International Board se reúne em novembro e pode autorizar uso

O Estado de S.Paulo

17 de setembro de 2015 | 17h56

A CBF recebeu um "não'' da International Board ao seu pedido para utilizar vídeos como recurso de ajuda ao árbitro, mas não pretende desistir tão facilmente.  A entidade montou um grupo de trabalho, comandado pelo diretor do departamento de arbitragem, Sérgio Correa, que vai continuar trabalhando na busca de material e exemplos que convençam a Board - órgão responsável pela regulamentação das regras do futebol - a permitir o uso do vídeo-árbitro em caráter experimental já no próximo Campeonato Brasileiro.

A negativa da Board foi comunicada oficialmente ao presidente da CBF, Marco Polo Del Nero, pelo secretário-geral do órgão, Lukas Brud. Porém, na própria correspondência enviada ao presidente, ele encoraja que os estudos continuem. "Lemos a sua proposta com grande interesse, já que ela aborda todos os aspectos relacionados e pertinentes a este assunto e a sua proposta é extremamente bem elaborada", disse.

O teor da mensagem do secretário-geral foi entendido pela CBF como um sinal de que ainda pode ter esperança - Brud também informou que discussões sobre o tema estão ocorrendo na International Board e que se no futuro o vídeo-árbitro vier a ser testado a CBF será convidada a participar da experiência. Por isso, vai aprofundar os estudos para que sejam apresentados na próxima reunião do órgão, marcada para 26 de novembro em Cardiff, País de Gales.

Nessa ocasião, a ideia da CBF será defendida pelo responsável pelo programa de introdução da tecnologia nos torneios brasileiros, Manoel Serapião Filho. A International Board, então, decidirá se autoriza ou não a adoção do recurso em caráter experimental.  Se o projeto for aprovado em primeira instância em 26 de novembro, terá ainda que ser chancelado na Reunião Anual Geral, em 5 de março de 2016.

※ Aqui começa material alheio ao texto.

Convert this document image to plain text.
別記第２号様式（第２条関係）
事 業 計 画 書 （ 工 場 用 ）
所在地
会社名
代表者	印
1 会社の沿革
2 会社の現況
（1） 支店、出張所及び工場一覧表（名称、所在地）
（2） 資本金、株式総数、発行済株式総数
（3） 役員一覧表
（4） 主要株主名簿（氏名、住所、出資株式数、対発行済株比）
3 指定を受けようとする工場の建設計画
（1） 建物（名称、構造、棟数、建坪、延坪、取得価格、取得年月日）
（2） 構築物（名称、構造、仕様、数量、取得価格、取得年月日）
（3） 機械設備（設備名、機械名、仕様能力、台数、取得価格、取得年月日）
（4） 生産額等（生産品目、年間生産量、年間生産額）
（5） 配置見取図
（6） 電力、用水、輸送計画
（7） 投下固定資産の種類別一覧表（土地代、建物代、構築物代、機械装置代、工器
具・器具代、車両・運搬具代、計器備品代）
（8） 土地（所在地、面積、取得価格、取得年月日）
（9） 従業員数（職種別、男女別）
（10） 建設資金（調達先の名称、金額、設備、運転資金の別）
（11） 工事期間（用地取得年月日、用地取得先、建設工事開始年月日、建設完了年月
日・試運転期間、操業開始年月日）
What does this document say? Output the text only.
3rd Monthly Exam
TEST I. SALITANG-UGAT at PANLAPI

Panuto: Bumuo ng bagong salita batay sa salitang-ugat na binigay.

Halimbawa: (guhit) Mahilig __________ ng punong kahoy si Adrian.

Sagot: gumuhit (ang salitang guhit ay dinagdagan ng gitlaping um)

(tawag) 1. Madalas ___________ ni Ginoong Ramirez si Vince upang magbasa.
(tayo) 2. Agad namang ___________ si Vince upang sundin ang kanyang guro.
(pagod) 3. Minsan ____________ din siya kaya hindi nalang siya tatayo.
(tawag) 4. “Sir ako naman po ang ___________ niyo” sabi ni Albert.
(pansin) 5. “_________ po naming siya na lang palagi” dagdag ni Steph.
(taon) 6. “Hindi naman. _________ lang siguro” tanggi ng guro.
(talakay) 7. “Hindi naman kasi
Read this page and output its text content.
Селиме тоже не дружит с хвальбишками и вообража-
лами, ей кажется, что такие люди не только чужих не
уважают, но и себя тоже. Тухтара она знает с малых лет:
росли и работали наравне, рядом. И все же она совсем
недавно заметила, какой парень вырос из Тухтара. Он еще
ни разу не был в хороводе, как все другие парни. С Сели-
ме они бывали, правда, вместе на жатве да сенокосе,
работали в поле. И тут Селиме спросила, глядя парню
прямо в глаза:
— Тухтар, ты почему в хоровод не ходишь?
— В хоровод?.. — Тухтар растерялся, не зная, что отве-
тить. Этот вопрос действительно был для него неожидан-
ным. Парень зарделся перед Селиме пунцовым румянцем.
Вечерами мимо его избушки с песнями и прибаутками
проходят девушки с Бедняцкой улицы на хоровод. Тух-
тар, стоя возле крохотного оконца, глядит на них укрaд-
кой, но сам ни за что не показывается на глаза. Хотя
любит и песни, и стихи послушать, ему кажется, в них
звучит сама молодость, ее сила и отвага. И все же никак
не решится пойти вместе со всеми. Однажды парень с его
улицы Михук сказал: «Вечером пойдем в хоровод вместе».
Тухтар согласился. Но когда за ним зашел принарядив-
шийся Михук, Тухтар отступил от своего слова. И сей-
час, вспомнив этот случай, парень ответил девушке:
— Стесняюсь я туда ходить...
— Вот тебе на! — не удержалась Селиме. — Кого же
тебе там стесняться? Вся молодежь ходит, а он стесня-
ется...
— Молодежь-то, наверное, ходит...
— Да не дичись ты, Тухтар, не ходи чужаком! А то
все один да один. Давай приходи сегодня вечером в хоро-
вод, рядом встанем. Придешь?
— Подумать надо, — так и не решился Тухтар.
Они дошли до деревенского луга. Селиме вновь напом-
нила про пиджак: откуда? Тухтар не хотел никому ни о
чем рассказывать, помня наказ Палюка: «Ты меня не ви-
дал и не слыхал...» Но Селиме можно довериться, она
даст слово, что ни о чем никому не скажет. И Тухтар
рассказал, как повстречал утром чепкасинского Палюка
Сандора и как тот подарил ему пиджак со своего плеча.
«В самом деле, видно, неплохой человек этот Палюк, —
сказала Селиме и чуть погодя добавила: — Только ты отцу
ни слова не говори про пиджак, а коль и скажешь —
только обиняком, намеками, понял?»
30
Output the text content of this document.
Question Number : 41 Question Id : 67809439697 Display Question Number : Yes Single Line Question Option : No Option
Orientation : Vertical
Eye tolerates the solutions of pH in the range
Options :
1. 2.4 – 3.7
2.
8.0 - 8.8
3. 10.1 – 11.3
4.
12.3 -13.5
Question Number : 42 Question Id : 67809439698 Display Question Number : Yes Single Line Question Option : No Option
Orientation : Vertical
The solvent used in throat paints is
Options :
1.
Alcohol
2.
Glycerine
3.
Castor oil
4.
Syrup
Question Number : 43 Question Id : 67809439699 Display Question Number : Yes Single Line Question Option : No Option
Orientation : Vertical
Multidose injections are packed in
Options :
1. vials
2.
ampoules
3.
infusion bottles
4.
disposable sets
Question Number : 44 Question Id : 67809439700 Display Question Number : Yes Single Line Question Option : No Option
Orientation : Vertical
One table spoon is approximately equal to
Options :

Inicialmente, a CBF enviou sua solicitação para utilizar imagens para auxiliar os árbitros à Fifa, que repassou ao pleito à Board. A intenção da entidade é recorrer ao vídeo-árbitro nas seguintes situações: dúvida se a bola entrou ou não no gol; saídas da bola pela linha de meta, quando na mesma jogada ou contexto for marcado gol ou pênalti; definição do local de tiros livres diretos, ocorridos nos limites da grande área, para definir se houve ou não pênalti; gols e pênaltis marcados, possibilitados e evitados em razão de erro em lances de faltas claras/indiscutíveis, não vistas ou marcadas de modo claramente equivocado; impedimentos por interferência no jogo, caso na mesma jogada haja gol ou pênalti; e jogo brusco grave ou agressão física (conduta violenta) indiscutíveis não vistos ou mal decididos pela arbitragem.